FRAGMENTO DE TIERRA DE CASAS VACÍAS
Aureliano quería fumar. Los ojos y la boca secos, el malestar que crecía. No fumaba hacía mucho tiempo. Encender un mísero cigarrillo quizás no sería a esa altura algo tan horrendo, un crimen o algo así. Cuatro o cinco largas pitadas que le hicieran cerrar los ojos y olvidarse de todo el resto por algunos segundos. Se sentía una basura y el sueño tampoco estaba colaborando. El mundo entero con todas las cosas dentro parecían veinte veces más pesados, incluyendo el aire frío y seco que respiraba desacompasadamente, como un asmático. El cigarrillo encendido que pendía de los labios lo mantenía despierto, atento a lo que fuera, en este trabajo uno nunca sabe con qué se va a encontrar, es imposible saberlo, preverlo, todo puede salir mal en cualquier momento, basta un segundo de distracción y adiós.
Sin embargo, él no se movió.
Las personas y las cosas afuera y lo que él mismo estaba a punto de hacer, todo le parecía de una irrealidad siniestra.

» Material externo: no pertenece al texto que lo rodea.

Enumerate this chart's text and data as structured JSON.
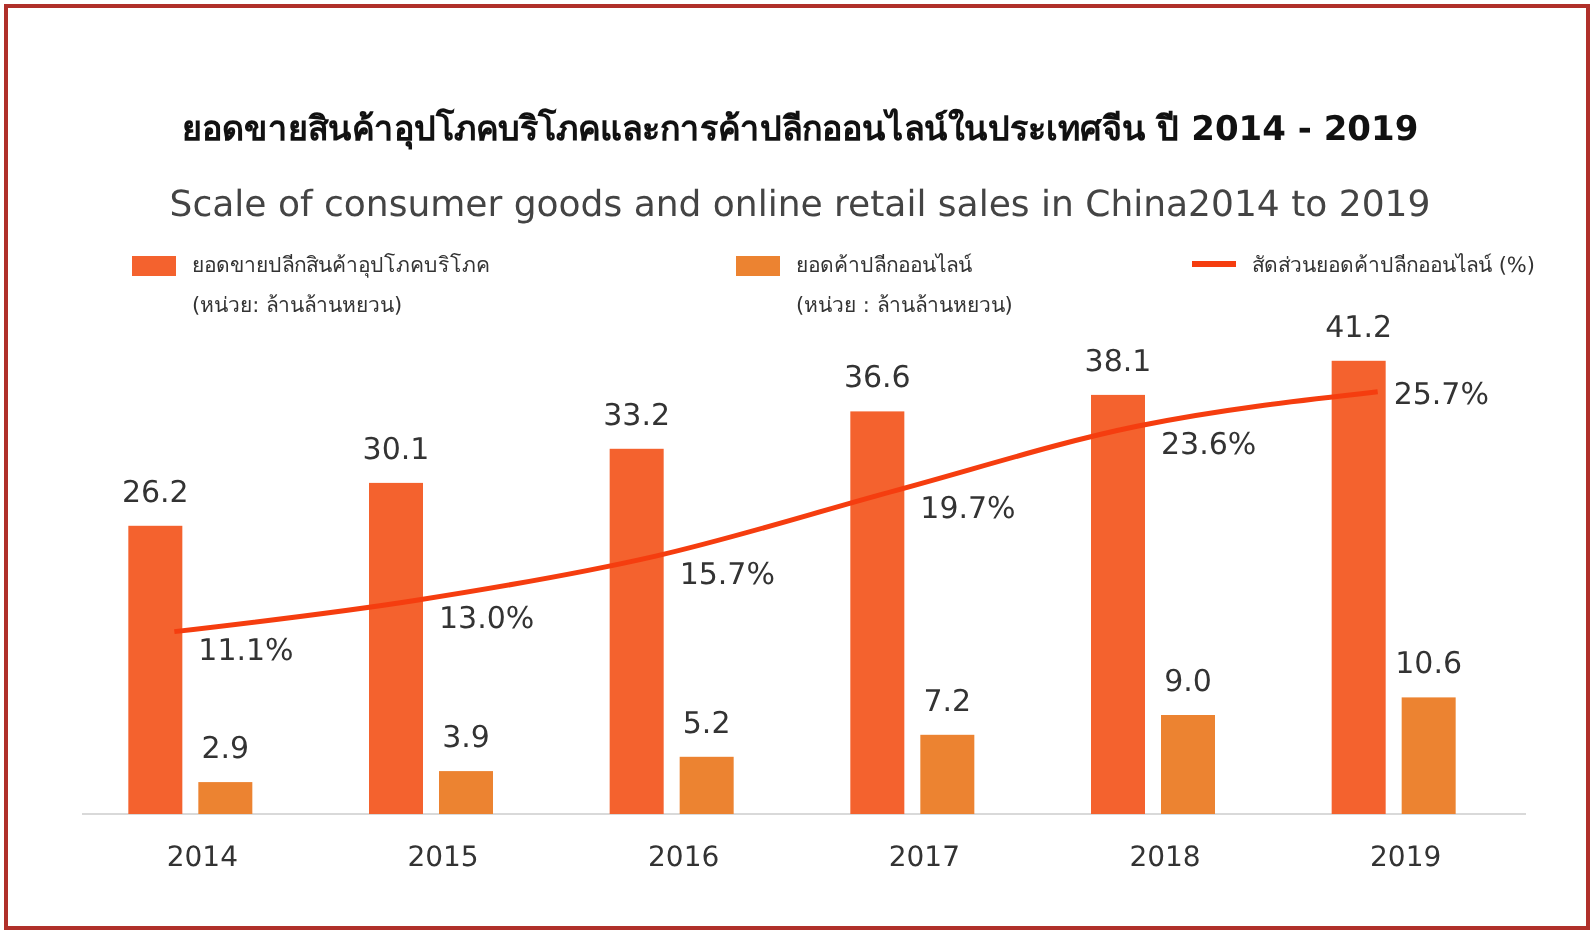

Era una sensación familiar para nada agradable y que lo hizo encarar la guantera de nuevo: bastará abrirla y alcanzar el paquete de Calvert que sabía que estaba ahí, pero.
No, mierda. No.
Al mirar a Isaías, notó que el compañero seguía sosteniendo el volante con las dos manos, como si estuviera indeciso entre quedarse o irse (y existiera la opción de irse). Isaías miraba el movimiento que surgía frente a ellos como dudando también que fuera palpable. Era eso, entonces. Ellos se hacían compañía en el limbo, en aquel extraño estado de suspensión en el que se habían metido, en un acuerdo silencioso de que lo mejor, por el momento, era permanecer allí, quietos, concentrados como dos nadadores antes de una final olímpica, antes del zambullón luego del cual nada sería como antes, ganaran o perdieran.
Un cigarrillo, entonces, sería perfecto. ¿No?
Tal vez fuera el caso de fumar antes de abrir sus respectivas puertas, antes de salir del automóvil y permitir que la irrealidad los invadiera y contaminara, en este trabajo nunca se sabe, no hay garantías, no hay red de protección, uno flota en el vacío y reza para no ser aplastado, pero.
No se movió.
Aureliano no extendió la mano, no abrió la guantera, no alcanzó el maldito paquete de cigarrillos.
No se movió.
Isaías había estacionado a pocos metros del portón de la casa en la QE26 de Guará II, al final de la calle, y la calle no tenía salida. Había otros dos patrulleros parados por allí, más cercanos a la casa, incluso había vecinos curiosos, perros y hasta niños, además de cuatro policías militares somnolientos, una constelación entera de espejismos, de figuras desordenadas que se movían pesadamente, de uniforme o pijama, afuera en la noche, de brazos cruzados o con las manos en los bolsillos, salidas de algún mal sueño.
Eran las dos de la mañana y hacía mucho frío.